From 1953 to 1959, he was Project Director at Technical Operations, Inc. Then he became Director of Basic Research at Fairchild Camera and Instrument Corporation. He later worked at SMC Corporation and Smith Corona Marchant before settling down as Laboratory Administrator for the chemistry department at Stanford University in 1975.

Throughout his career, his specialties were photochemistry, electron diffraction, magnetic resonance, solid state physics, and neurochemistry. His research on color photography resulted in three U.S. patents.

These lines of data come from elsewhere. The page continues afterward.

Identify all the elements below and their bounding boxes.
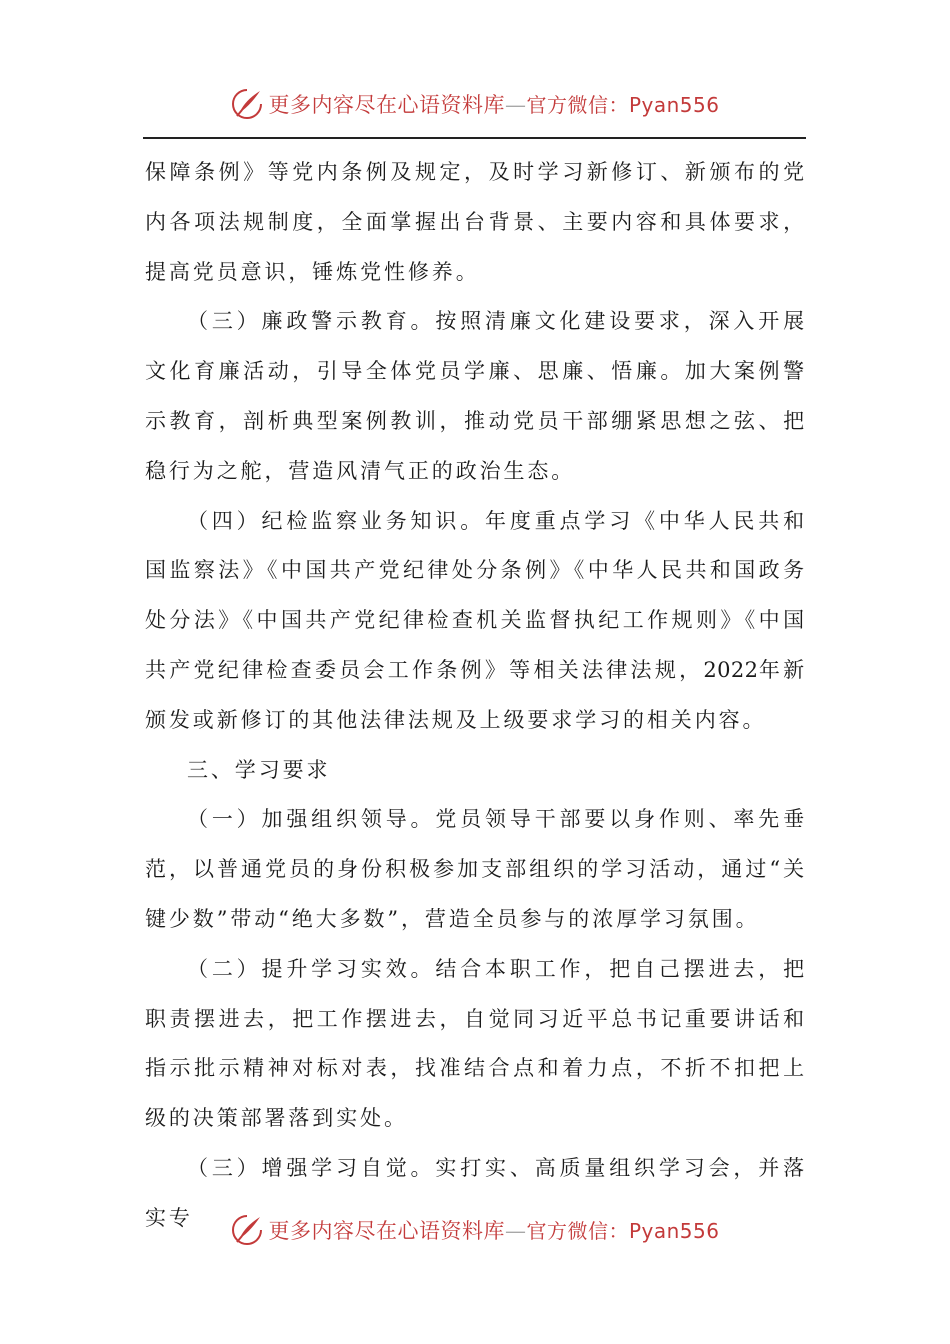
paragraph-continuation: 保障条例》等党内条例及规定，及时学习新修订、新颁布的党内各项法规制度，全面掌握出台背景、主要内容和具体要求，提高党员意识，锤炼党性修养。 xyxy=(145,160,807,284)
paragraph-study-effectiveness: （二）提升学习实效。结合本职工作，把自己摆进去，把职责摆进去，把工作摆进去，自觉同习近平总书记重要讲话和指示批示精神对标对表，找准结合点和着力点，不折不扣把上级的决策部署落到实处。 xyxy=(145,956,807,1131)
page-footer-watermark xyxy=(0,1210,950,1250)
paragraph-organization-leadership: （一）加强组织领导。党员领导干部要以身作则、率先垂范，以普通党员的身份积极参加支部组织的学习活动，通过“关键少数”带动“绝大多数”，营造全员参与的浓厚学习氛围。 xyxy=(145,807,807,931)
paragraph-integrity-education: （三）廉政警示教育。按照清廉文化建设要求，深入开展文化育廉活动，引导全体党员学廉、思廉、悟廉。加大案例警示教育，剖析典型案例教训，推动党员干部绷紧思想之弦、把稳行为之舵，营造风清气正的政治生态。 xyxy=(145,309,807,483)
quill-logo-icon xyxy=(230,1213,264,1247)
year-2022: 2022 xyxy=(703,657,759,682)
document-body xyxy=(145,148,807,1244)
page-header-watermark xyxy=(0,84,950,124)
header-divider xyxy=(143,137,806,139)
section-heading-study-requirements: 三、学习要求 xyxy=(187,757,331,782)
watermark-text: 更多内容尽在心语资料库—官方微信：Pyan556 xyxy=(268,93,720,117)
paragraph-discipline-knowledge: （四）纪检监察业务知识。年度重点学习《中华人民共和国监察法》《中国共产党纪律处分条例》《中华人民共和国政务处分法》《中国共产党纪律检查机关监督执纪工作规则》《中国共产党纪律检查委员会工作条例》等相关法律法规，2022年新颁发或新修订的其他法律法规及上级要求学习的相关内容。 xyxy=(145,508,807,732)
paragraph-study-consciousness: （三）增强学习自觉。实打实、高质量组织学习会，并落实专 xyxy=(145,1155,807,1230)
quill-logo-icon xyxy=(230,87,264,121)
watermark-text: 更多内容尽在心语资料库—官方微信：Pyan556 xyxy=(268,1219,720,1243)
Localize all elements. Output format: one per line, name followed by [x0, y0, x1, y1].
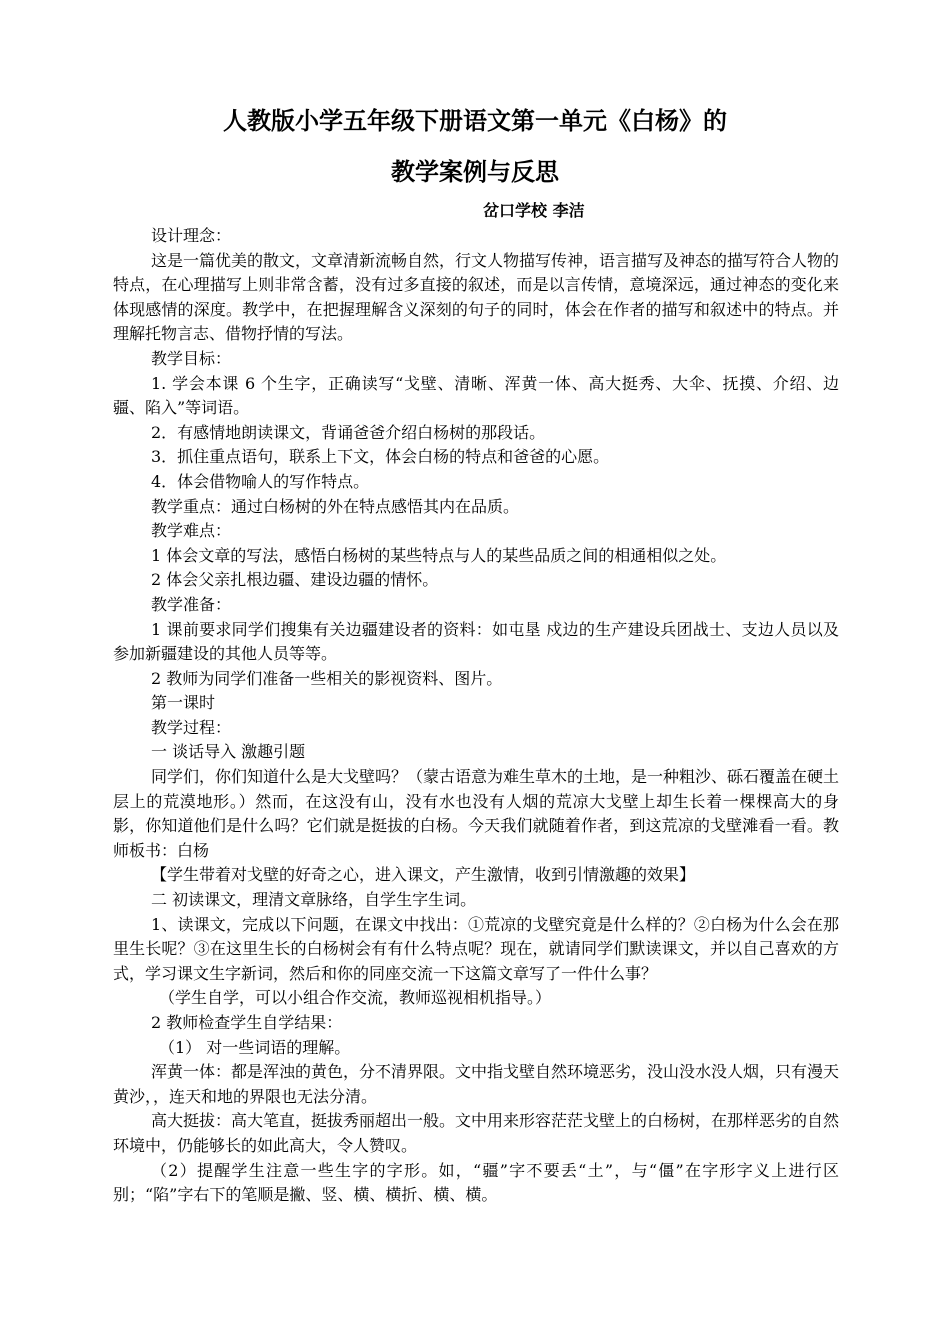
paragraph: 1 体会文章的写法，感悟白杨树的某些特点与人的某些品质之间的相通相似之处。	[151, 545, 727, 565]
paragraph: 1 课前要求同学们搜集有关边疆建设者的资料：如屯垦 戍边的生产建设兵团战士、支边人员以及参加新疆建设的其他人员等等。	[113, 619, 839, 664]
paragraph: 这是一篇优美的散文，文章清新流畅自然，行文人物描写传神，语言描写及神态的描写符合人物的特点，在心理描写上则非常含蓄，没有过多直接的叙述，而是以言传情，意境深远，通过神态的变化来体现感情的深度。教学中，在把握理解含义深刻的句子的同时，体会在作者的描写和叙述中的特点。并理解托物言志、借物抒情的写法。	[113, 250, 840, 344]
author-line: 岔口学校 李洁	[483, 201, 585, 220]
paragraph: 2 体会父亲扎根边疆、建设边疆的情怀。	[151, 570, 439, 590]
paragraph: 第一课时	[151, 693, 216, 713]
paragraph: 1、读课文，完成以下问题，在课文中找出：①荒凉的戈壁究竟是什么样的？②白杨为什么会在那里生长呢？③在这里生长的白杨树会有有什么特点呢？现在，就请同学们默读课文，并以自己喜欢的方式，学习课文生字新词，然后和你的同座交流一下这篇文章写了一件什么事？	[113, 914, 839, 983]
paragraph: 教学目标：	[151, 348, 232, 368]
paragraph: 2 教师为同学们准备一些相关的影视资料、图片。	[151, 668, 503, 688]
paragraph: 教学难点：	[151, 521, 232, 541]
paragraph: 2．有感情地朗读课文，背诵爸爸介绍白杨树的那段话。	[151, 422, 546, 442]
paragraph: 4．体会借物喻人的写作特点。	[151, 471, 370, 491]
document-title-line-2: 教学案例与反思	[391, 158, 559, 186]
paragraph: 浑黄一体：都是浑浊的黄色，分不清界限。文中指戈壁自然环境恶劣，没山没水没人烟，只有漫天黄沙，，连天和地的界限也无法分清。	[113, 1062, 840, 1106]
document-body	[113, 224, 839, 1208]
paragraph: 高大挺拔：高大笔直，挺拔秀丽超出一般。文中用来形容茫茫戈壁上的白杨树，在那样恶劣的自然环境中，仍能够长的如此高大，令人赞叹。	[113, 1111, 840, 1155]
document-title-line-1: 人教版小学五年级下册语文第一单元《白杨》的	[223, 107, 727, 135]
paragraph: 2 教师检查学生自学结果：	[151, 1013, 343, 1032]
paragraph: 一 谈话导入 激趣引题	[151, 742, 306, 762]
paragraph: 教学准备：	[151, 594, 232, 614]
paragraph: 设计理念：	[151, 226, 232, 245]
paragraph: 教学过程：	[151, 717, 232, 737]
paragraph: （2）提醒学生注意一些生字的字形。如，“疆”字不要丢“土”，与“僵”在字形字义上进行区别；“陷”字右下的笔顺是撇、竖、横、横折、横、横。	[113, 1160, 839, 1205]
paragraph: 二 初读课文，理清文章脉络，自学生字生词。	[151, 890, 477, 910]
paragraph: 教学重点：通过白杨树的外在特点感悟其内在品质。	[151, 496, 520, 516]
paragraph: （1） 对一些词语的理解。	[159, 1037, 351, 1057]
paragraph: 1. 学会本课 6 个生字，正确读写“戈壁、清晰、浑黄一体、高大挺秀、大伞、抚摸、介绍、边疆、陷入”等词语。	[113, 373, 839, 418]
paragraph: （学生自学，可以小组合作交流，教师巡视相机指导。）	[159, 988, 552, 1008]
paragraph: 【学生带着对戈壁的好奇之心，进入课文，产生激情，收到引情激趣的效果】	[151, 865, 696, 885]
paragraph: 同学们，你们知道什么是大戈壁吗？（蒙古语意为难生草木的土地，是一种粗沙、砾石覆盖在硬土层上的荒漠地形。）然而，在这没有山，没有水也没有人烟的荒凉大戈壁上却生长着一棵棵高大的身影，你知道他们是什么吗？它们就是挺拔的白杨。今天我们就随着作者，到这荒凉的戈壁滩看一看。教师板书：白杨	[113, 767, 840, 860]
paragraph: 3．抓住重点语句，联系上下文，体会白杨的特点和爸爸的心愿。	[151, 447, 610, 467]
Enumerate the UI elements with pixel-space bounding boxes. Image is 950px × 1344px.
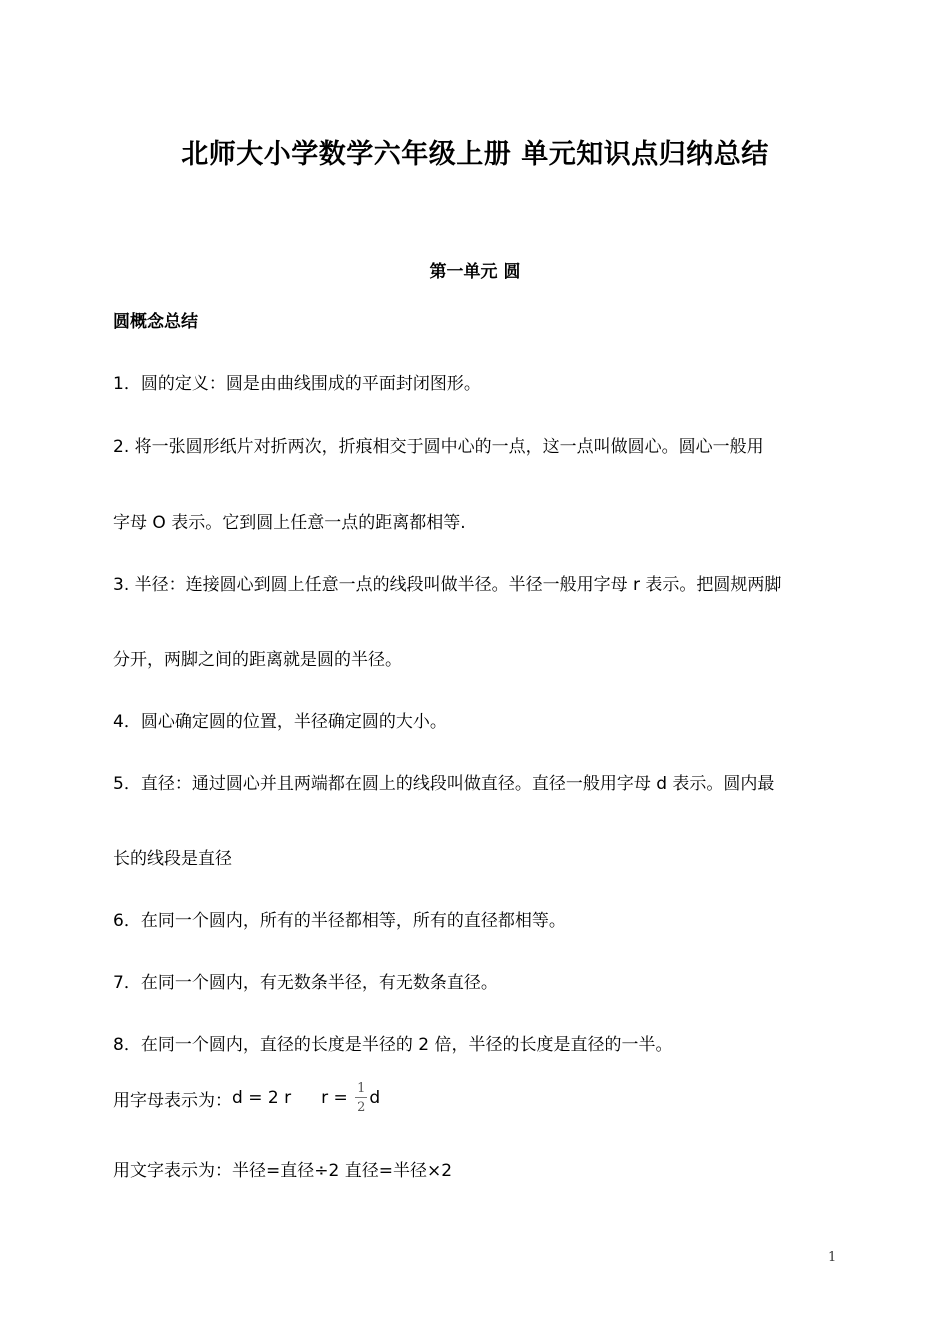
paragraph-line: 1．圆的定义：圆是由曲线围成的平面封闭图形。 [113,374,481,394]
paragraph-line: 6．在同一个圆内，所有的半径都相等，所有的直径都相等。 [113,911,566,931]
paragraph-line: 4．圆心确定圆的位置，半径确定圆的大小。 [113,712,447,732]
formula-words: 用文字表示为：半径=直径÷2 直径=半径×2 [113,1161,453,1181]
formula-letters [113,1082,380,1128]
page-number: 1 [828,1250,837,1265]
formula-prefix: 用字母表示为： [113,1090,232,1111]
fraction-numerator: 1 [357,1081,366,1096]
paragraph-line: 5．直径：通过圆心并且两端都在圆上的线段叫做直径。直径一般用字母 d 表示。圆内最 [113,774,775,794]
formula-eq1: d = 2 r [232,1088,292,1108]
section-title: 圆概念总结 [113,312,198,332]
fraction-one-half [355,1082,367,1114]
document-title: 北师大小学数学六年级上册 单元知识点归纳总结 [181,139,769,170]
paragraph-line: 2. 将一张圆形纸片对折两次，折痕相交于圆中心的一点，这一点叫做圆心。圆心一般用 [113,437,764,457]
paragraph-line: 3. 半径：连接圆心到圆上任意一点的线段叫做半径。半径一般用字母 r 表示。把圆规两脚 [113,575,782,595]
paragraph-line: 分开，两脚之间的距离就是圆的半径。 [113,650,402,670]
paragraph-line: 8．在同一个圆内，直径的长度是半径的 2 倍，半径的长度是直径的一半。 [113,1035,673,1055]
unit-title: 第一单元 圆 [429,262,521,282]
formula-eq2-left: r = [321,1088,348,1108]
formula-eq2-right: d [369,1088,381,1108]
paragraph-line: 7．在同一个圆内，有无数条半径，有无数条直径。 [113,973,498,993]
fraction-denominator: 2 [357,1100,366,1115]
paragraph-line: 字母 O 表示。它到圆上任意一点的距离都相等. [113,513,466,533]
paragraph-line: 长的线段是直径 [113,849,232,869]
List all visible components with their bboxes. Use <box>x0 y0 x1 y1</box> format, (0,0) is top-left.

He died January 30, 1993, while on vacation in Te Anau, New Zealand.

==Legacy==

In 1985, ASUCLA named its new student center LuValle Commons in his honor. Unlike the Ackerman Student Union at the campus center, it is more catered to graduate students, selling law and business textbooks. It contains Jimmy's Coffee House, and a food location called Jimmy's Kitchen. Los Angeles Mayor Tom Bradley, who spoke at the dedication ceremony, cited LuValle as an inspiration, for being able to follow in his footsteps as a track star at LA Poly and at UCLA, as well as for being able to overcome racial barriers to achieve his political aspirations. In 2016, the 1936 Olympic journey of the eighteen Black American athletes, including LuValle, was documented in the film Olympic Pride, American Prejudice.